Julian Reschke wrote:

> Brian Smith wrote:
>> ...
>>>> 1. There is too much flexibility in the syntax of the "rel"  parameter. 
>>>> For
>>>> example, the following all mean the same thing:
>>>>      rel=edit
>>>>      rel="edit"
>>>>      rel="\e\d\i\t"
>>>>      rel="http://www.iana.org/assignments/link-relations.html#edit"
>>>>      ....
>>>> If you want to be able to catch all variations, then you have to  write 
>>>> a pretty nasty regular expression.
>>> What leads you to believe that "\d" is the same as "d" in a URI 
>>> reference?
>>
>> "\d" and "d" mean the same thing according to the definition of
>> quoted-string in RFC 2616, AFAICT. We are supposed to unescape
>> quoted-strings before processing them, right?
>> ...
>
> That seems like a very academic argument to me... Why would a server ever 
> use escapes in a Link header? (except in order to prove a point, that 
> is... :-)

The main reason someone would do that would be to subvert the kind of 
filtering/editing that I mentioned in my original message.

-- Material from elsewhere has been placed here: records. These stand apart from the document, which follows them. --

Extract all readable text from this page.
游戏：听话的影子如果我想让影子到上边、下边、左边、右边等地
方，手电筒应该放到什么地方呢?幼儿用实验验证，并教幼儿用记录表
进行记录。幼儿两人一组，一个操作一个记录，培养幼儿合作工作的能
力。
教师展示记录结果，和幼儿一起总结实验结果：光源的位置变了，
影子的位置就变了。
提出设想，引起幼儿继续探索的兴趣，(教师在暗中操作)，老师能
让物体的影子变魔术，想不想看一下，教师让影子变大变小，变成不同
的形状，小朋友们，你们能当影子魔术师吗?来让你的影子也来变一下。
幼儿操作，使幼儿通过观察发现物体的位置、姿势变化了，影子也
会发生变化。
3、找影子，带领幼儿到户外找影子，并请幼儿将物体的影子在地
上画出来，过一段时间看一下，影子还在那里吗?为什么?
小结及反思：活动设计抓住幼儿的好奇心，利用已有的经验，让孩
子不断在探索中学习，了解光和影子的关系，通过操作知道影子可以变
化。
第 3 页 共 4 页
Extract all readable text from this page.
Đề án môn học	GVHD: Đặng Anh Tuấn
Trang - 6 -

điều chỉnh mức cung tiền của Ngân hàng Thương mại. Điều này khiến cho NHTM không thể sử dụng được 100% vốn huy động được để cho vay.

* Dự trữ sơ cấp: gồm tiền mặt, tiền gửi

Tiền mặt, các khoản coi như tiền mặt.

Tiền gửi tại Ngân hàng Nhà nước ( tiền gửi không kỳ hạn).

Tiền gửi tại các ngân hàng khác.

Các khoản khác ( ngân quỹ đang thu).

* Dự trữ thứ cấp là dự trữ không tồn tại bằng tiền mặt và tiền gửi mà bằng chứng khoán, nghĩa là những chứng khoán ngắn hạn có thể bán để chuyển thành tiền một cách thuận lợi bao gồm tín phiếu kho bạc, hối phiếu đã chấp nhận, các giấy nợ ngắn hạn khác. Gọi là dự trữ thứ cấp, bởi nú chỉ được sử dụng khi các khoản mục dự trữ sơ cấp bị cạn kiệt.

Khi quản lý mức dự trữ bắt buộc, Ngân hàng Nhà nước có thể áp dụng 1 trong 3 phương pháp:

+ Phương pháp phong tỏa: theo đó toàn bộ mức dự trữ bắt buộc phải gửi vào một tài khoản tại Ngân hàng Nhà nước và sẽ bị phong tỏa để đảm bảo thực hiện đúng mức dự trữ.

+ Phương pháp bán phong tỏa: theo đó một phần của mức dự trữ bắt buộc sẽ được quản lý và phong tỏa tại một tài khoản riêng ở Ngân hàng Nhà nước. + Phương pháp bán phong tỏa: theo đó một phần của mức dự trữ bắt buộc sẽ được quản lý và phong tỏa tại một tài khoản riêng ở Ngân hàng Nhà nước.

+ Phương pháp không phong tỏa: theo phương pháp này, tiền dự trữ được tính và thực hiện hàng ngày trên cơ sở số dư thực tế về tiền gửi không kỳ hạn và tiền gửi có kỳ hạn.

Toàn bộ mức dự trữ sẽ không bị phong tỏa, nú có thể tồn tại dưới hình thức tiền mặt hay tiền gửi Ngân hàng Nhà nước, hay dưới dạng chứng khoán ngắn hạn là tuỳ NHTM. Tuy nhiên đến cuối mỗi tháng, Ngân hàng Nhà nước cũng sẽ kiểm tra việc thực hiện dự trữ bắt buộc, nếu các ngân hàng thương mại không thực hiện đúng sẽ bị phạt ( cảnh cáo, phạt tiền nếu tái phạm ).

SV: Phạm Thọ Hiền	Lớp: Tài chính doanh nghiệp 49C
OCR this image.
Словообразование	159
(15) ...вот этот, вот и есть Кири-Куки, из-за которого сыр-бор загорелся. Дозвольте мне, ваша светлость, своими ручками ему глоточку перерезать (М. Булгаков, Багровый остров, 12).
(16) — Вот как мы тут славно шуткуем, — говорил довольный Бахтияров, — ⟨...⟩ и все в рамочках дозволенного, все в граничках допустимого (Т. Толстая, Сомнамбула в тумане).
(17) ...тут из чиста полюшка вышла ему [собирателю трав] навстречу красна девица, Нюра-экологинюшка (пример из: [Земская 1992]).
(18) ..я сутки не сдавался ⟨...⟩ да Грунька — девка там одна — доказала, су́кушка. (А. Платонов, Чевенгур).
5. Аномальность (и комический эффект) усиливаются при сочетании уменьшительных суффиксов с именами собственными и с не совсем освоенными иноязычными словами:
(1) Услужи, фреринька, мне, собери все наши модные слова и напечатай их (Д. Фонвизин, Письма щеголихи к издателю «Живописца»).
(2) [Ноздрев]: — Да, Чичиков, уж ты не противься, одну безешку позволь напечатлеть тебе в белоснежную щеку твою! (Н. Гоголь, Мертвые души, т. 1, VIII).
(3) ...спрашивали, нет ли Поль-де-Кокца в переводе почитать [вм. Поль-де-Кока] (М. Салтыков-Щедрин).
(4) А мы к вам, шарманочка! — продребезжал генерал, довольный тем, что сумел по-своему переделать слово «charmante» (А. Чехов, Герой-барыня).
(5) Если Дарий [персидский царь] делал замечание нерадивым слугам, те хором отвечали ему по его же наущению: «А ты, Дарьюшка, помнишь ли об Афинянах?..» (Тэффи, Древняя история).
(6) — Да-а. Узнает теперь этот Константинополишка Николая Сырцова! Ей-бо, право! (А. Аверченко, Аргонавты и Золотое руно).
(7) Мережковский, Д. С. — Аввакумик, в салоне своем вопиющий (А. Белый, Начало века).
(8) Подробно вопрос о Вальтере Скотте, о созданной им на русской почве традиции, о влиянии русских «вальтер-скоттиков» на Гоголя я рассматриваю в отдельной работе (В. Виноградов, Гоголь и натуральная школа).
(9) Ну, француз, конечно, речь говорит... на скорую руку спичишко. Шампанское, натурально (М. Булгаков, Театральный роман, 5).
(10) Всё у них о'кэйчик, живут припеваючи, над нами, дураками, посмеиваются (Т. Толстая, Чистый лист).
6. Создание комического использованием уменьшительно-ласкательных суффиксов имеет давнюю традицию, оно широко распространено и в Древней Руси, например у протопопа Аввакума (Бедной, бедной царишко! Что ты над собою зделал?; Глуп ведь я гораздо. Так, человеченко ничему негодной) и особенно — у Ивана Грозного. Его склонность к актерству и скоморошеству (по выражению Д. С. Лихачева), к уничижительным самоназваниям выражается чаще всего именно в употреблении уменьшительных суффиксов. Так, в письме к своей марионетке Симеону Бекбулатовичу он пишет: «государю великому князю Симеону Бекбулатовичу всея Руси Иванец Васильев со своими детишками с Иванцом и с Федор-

Note that the RFC 
2068 syntax for relationships was not defined in terms of quoted-string.

> What I'm missing a bit in this discussion is the fact that the Link header 
> already is specified, deployed and supported by some UAs (such as Firefox 
> (*) and Opera AFAIK).
>
> Thus I'd really prefer to *extend* it in a backwards-compatible way (as 
> proposed by Mark N.) instead of inventing something new.

We should use the Link header field as defined in RFC 2068 for 
rel=stylesheet and rel=prefetch and whatever other uses web browsers already 
have for it. My point is that if an application has to choose between 
creating a new header field or using the Link field for some new kind of 
metadata, it should choose a new header field whenever it would be easier to 
parse (*correctly*) than the Link header field is.